Generate an entry labeled by default by a number generated using the enumi counter. The citation key cite_key can be any string of letters, numbers, and punctuation symbols (but not comma).

See thebibliography, for an example.

When provided, the optional label becomes the entry label and the enumi counter is not incremented. With this

\begin{thebibliography}
\bibitem[Lamport 1993]{latexdps} 
  Leslie Lamport. 
  \textit{\LaTeX{}: a document preparation system}. 
  Addison-Wesley, Reading, Massachusetts, 1993.
\bibitem{texbook} 
  Donald Ervin Knuth. 
  \textit{The \TeX book}. 
  Addison-Wesley, Reading, Massachusetts, 1983.
\end{thebibliography}

the first entry will be styled as ‘[Lamport 1993] Leslie ...’ (The amount of horizontal space that LaTeX leaves for the label depends on the widest-label argument of the thebibliography environment; see thebibliography.) Similarly, ... based on \cite{latexdps} will produce ‘... based on [Lamport 1994]’.

If you mix \bibitem entries having a label with those that do not then LaTeX will number the unlabelled ones sequentially.
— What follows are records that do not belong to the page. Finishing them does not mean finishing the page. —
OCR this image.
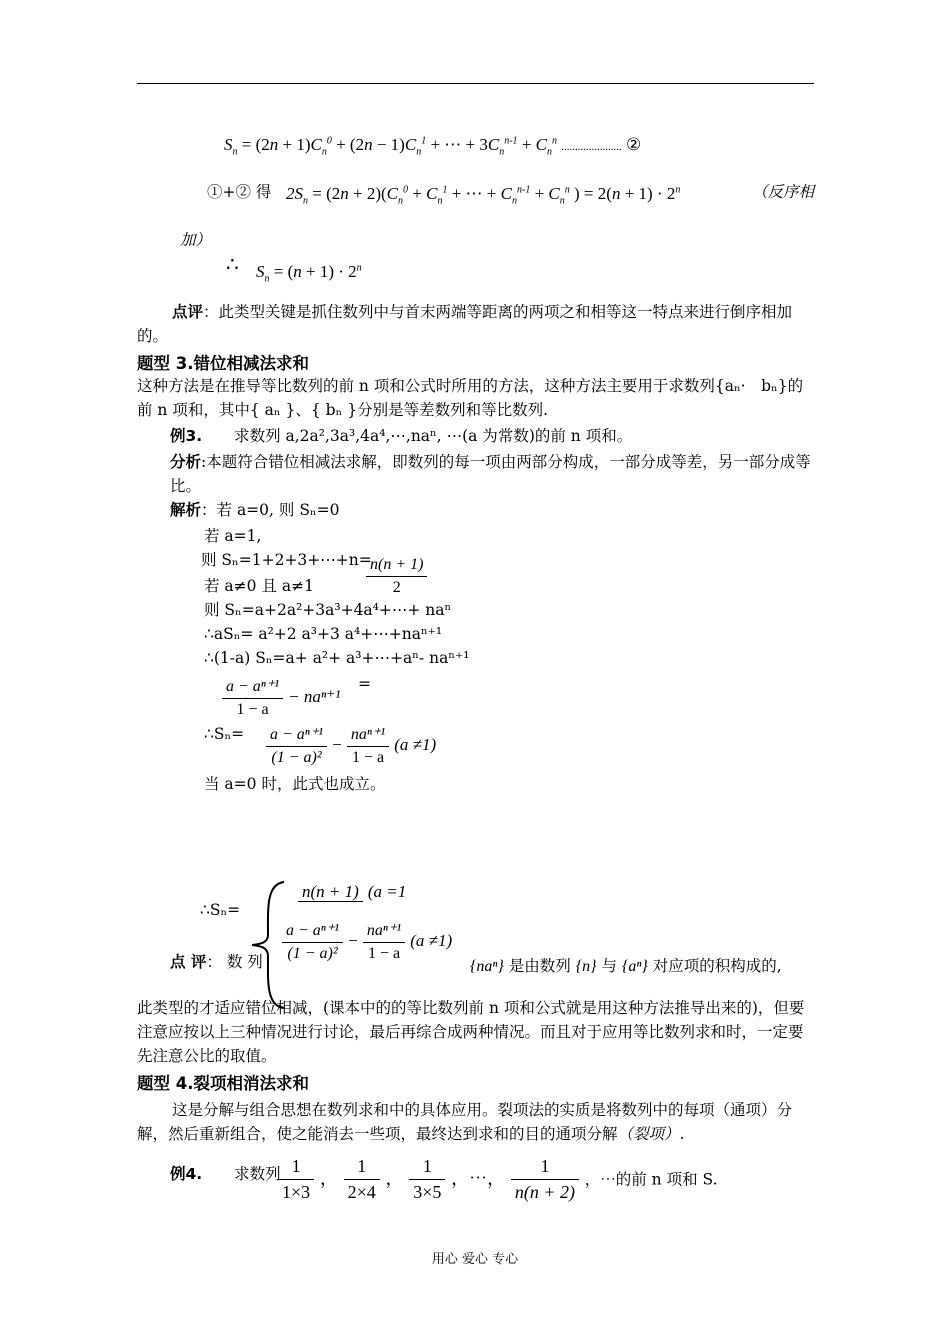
$S_n = (2n + 1)C_n^0 + (2n - 1)C_n^1$ + ⋯ + $3C_n^{n-1} + C_n^n$ ...................... ②
①+② 得 $2S_n = (2n + 2)(C_n^0 + C_n^1$ + ⋯ + $C_n^{n-1} + C_n^n$ ) = $2(n + 1) \cdot 2^n$	（反序相
加）
∴ $S_n = (n + 1) \cdot 2^n$
点评：此类型关键是抓住数列中与首末两端等距离的两项之和相等这一特点来进行倒序相加的。
题型 3.错位相减法求和
这种方法是在推导等比数列的前 n 项和公式时所用的方法，这种方法主要用于求数列{aₙ·　bₙ}的前 n 项和，其中{ aₙ }、{ bₙ }分别是等差数列和等比数列.
例3. 求数列 a,2a²,3a³,4a⁴,⋯,naⁿ, ⋯(a 为常数)的前 n 项和。
分析:本题符合错位相减法求解，即数列的每一项由两部分构成，一部分成等差，另一部分成等比。
解析：若 a=0, 则 Sₙ=0
若 a=1,
则 Sₙ=1+2+3+⋯+n=
$\frac{n(n + 1)}{2}$
若 a≠0 且 a≠1
则 Sₙ=a+2a²+3a³+4a⁴+⋯+ naⁿ
∴aSₙ= a²+2 a³+3 a⁴+⋯+naⁿ⁺¹
∴(1-a) Sₙ=a+ a²+ a³+⋯+aⁿ- naⁿ⁺¹
$\frac{\text{a − aⁿ⁺¹}}{1 - a} - na^{n+1}$
=
∴Sₙ= $\frac{\text{a − aⁿ⁺¹}}{\text{(1 − a)²}} - \frac{\text{naⁿ⁺¹}}{1 - a} (a \ne 1)$
当 a=0 时，此式也成立。
∴Sₙ=
n(n + 1) (a =1
$\frac{\text{a − aⁿ⁺¹}}{\text{(1 − a)²}} - \frac{\text{naⁿ⁺¹}}{1 - a} (a \ne 1)$
点 评： 数 列	{naⁿ} 是由数列 {n} 与 {aⁿ} 对应项的积构成的,
此类型的才适应错位相减，(课本中的的等比数列前 n 项和公式就是用这种方法推导出来的)，但要注意应按以上三种情况进行讨论，最后再综合成两种情况。而且对于应用等比数列求和时，一定要先注意公比的取值。
题型 4.裂项相消法求和
这是分解与组合思想在数列求和中的具体应用。裂项法的实质是将数列中的每项（通项）分解，然后重新组合，使之能消去一些项，最终达到求和的目的通项分解（裂项）.
例4. 求数列
$\frac{1}{1\times 3}$ ， $\frac{1}{2\times 4}$ ， $\frac{1}{3\times 5}$ ，⋯， $\frac{1}{n(n + 2)}$ ，⋯的前 n 项和 S.
用心 爱心 专心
In the example above the texbook entry will appear as ‘[1] Donald ...’, despite that it is the second entry.

If you use the same cite_key twice then you get ‘LaTeX Warning: There were multiply-defined labels’.

Under the hood, LaTeX remembers the cite_key and label information because \bibitem writes it to the auxiliary file jobname.aux (see Jobname). For instance, the above example causes the two \bibcite{latexdps}{Lamport, 1993} and \bibcite{texbook}{1} to appear in that file. The .aux file is read by the \begin{document} command and then the information is available for \cite commands. This explains why you need to run LaTeX twice to resolve references: once to write it out and once to read it in.

Because of this two-pass algorithm, when you add a \bibitem or change its cite_key you may get ‘LaTeX Warning: Label(s) may have changed. Rerun to get cross-references right’. Fix it by recompiling.